Pi-Ratings vs Elo vs xG: Three Models, One Football Match
Three statistical lenses for the same 90 minutes. Each picks up a different part of the truth — Goalence picks one, but here's why all three matter.
The Three Pillars of Football Modelling
If you want to predict a football match, there are three statistical traditions to choose from: Elo (the chess-rating veteran), Pi-Ratings (the home/away specialist), and xG (the shot-quality measure). Each one captures part of the truth, none captures all of it.
Goalence uses Pi-Ratings + Poisson at the core, but every prediction we ship is influenced by all three traditions. Here's how they compare.
Elo: The Chess Method, Borrowed
Elo was invented for chess in the 1960s. A single number per player. Win, your number goes up; lose, it goes down. The amount of movement depends on whether the result was expected — beating someone 200 points above you is worth more than beating someone 200 points below.
For football, Elo treats every team as one rating. Strength: simple, robust, well-understood. Weakness: it ignores the fact that football has a massive home-field advantage. Real Madrid at the Bernabéu and Real Madrid in Atletico's away dressing room aren't really the same team — but a single Elo number can't tell you that.

Pi-Ratings: One Team, Two Numbers
Pi-Ratings (Constantinou & Fenton, 2013) takes the Elo idea and splits each team into a home rating and an away rating. Two numbers per team. Real Madrid at home gets one rating; Real Madrid away gets another. After every match, both ratings update based on the actual result vs the pre-match expectation.

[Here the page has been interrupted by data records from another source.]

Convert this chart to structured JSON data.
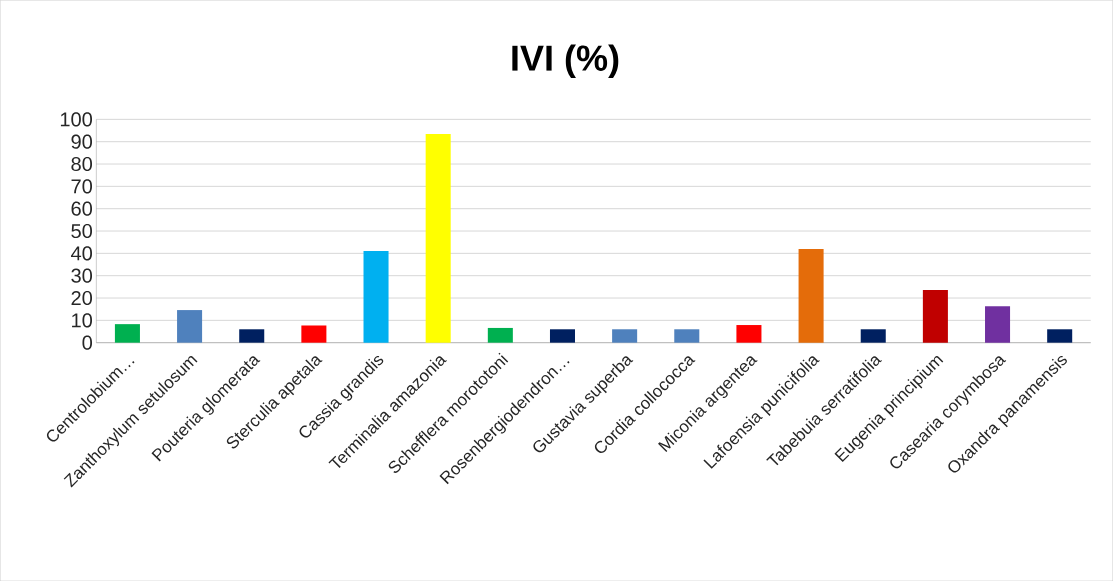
{
  "chart_data": {
    "type": "bar",
    "title": "**IVI (%)**",
    "categories": [
      "Centrolobium…",
      "Zanthoxylum setulosum",
      "Pouteria glomerata",
      "Sterculia apetala",
      "Cassia grandis",
      "Terminalia amazonia",
      "Schefflera morototoni",
      "Rosenbergiodendron…",
      "Gustavia superba",
      "Cordia collococca",
      "Miconia argentea",
      "Lafoensia punicifolia",
      "Tabebuia serratifolia",
      "Eugenia principium",
      "Casearia corymbosa",
      "Oxandra panamensis"
    ],
    "values": [
      8.3,
      14.6,
      6.0,
      7.7,
      41,
      93.5,
      6.6,
      6.0,
      6.0,
      6.0,
      7.9,
      41.9,
      6.0,
      23.6,
      16.3,
      6.0
    ],
    "colors": [
      "#00b050",
      "#4f81bd",
      "#002060",
      "#ff0000",
      "#00b0f0",
      "#ffff00",
      "#00b050",
      "#002060",
      "#4f81bd",
      "#4f81bd",
      "#ff0000",
      "#e46c0a",
      "#002060",
      "#c00000",
      "#7030a0",
      "#002060"
    ],
    "ylim": [
      0,
      100
    ],
    "yticks": [
      0,
      10,
      20,
      30,
      40,
      50,
      60,
      70,
      80,
      90,
      100
    ],
    "grid": "y"
  }
}
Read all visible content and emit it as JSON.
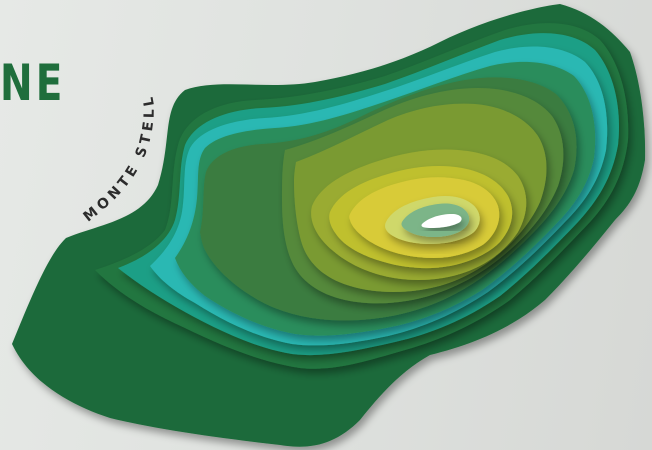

Strength: captures home-field heterogeneity that Elo misses. La Liga's home advantage averages 0.35 goals — Pi-Ratings makes that gap explicit.
Weakness: harder to compare across leagues. A Pi-Rating of 1.5 in the Premier League means something different from 1.5 in MLS. Goalence handles this with league-specific calibration.
xG: The Shot-Quality Lens
xG (Expected Goals) is the youngest of the three — it became mainstream around 2015. Instead of looking at results, xG looks at the quality of chances. Every shot gets a probability based on its location, angle, body part, and game state. A 0.30 xG shot is one most strikers would convert about 30% of the time.
Strength: captures process, not just outcome. A team that creates 2.5 xG but loses 0-1 is unlucky; xG flags this.
Weakness: doesn't directly tell you who wins. You still need a way to turn xG into a scoreline probability — and that's where Poisson comes in.
Goalence's Choice
We use Pi-Ratings + Poisson at the core because the combination handles home-field correctly, updates after every match, and converts cleanly into outcome probabilities. xG informs the lambda values, but the rating engine is Pi-Ratings.
Is this the best system? Honest answer: no system is. Our forward-tracking accuracy sits around 58% on resolved matches — better than pure Elo (~54%) and pure xG-to-result (~55%) in the same window, comparable to ensemble approaches. The forward-tracking is what matters: we log every prediction before kickoff and compare against the actual result.
None of these models predict the future perfectly. They make the unpredictable a little less so.

Tags
Frequently asked questions
Why doesn't Goalence use Elo?⌄
Elo treats every team as a single rating, ignoring home/away asymmetry. In a league like La Liga where home advantage averages 0.35 goals, Elo loses meaningful signal. Pi-Ratings handles this natively.
Is xG more accurate than Pi-Ratings?⌄
Different question, different answer. xG measures process (chance quality); Pi-Ratings measures team strength updated by results. They're complementary — Goalence uses both: xG to inform lambda values, Pi-Ratings to derive base strengths.
What is forward-tracking?⌄
Every Goalence prediction is logged before kickoff and compared against the actual result after FT. No back-fill, no 'what we would have predicted'. The accuracy figure on /methodology reflects exactly that.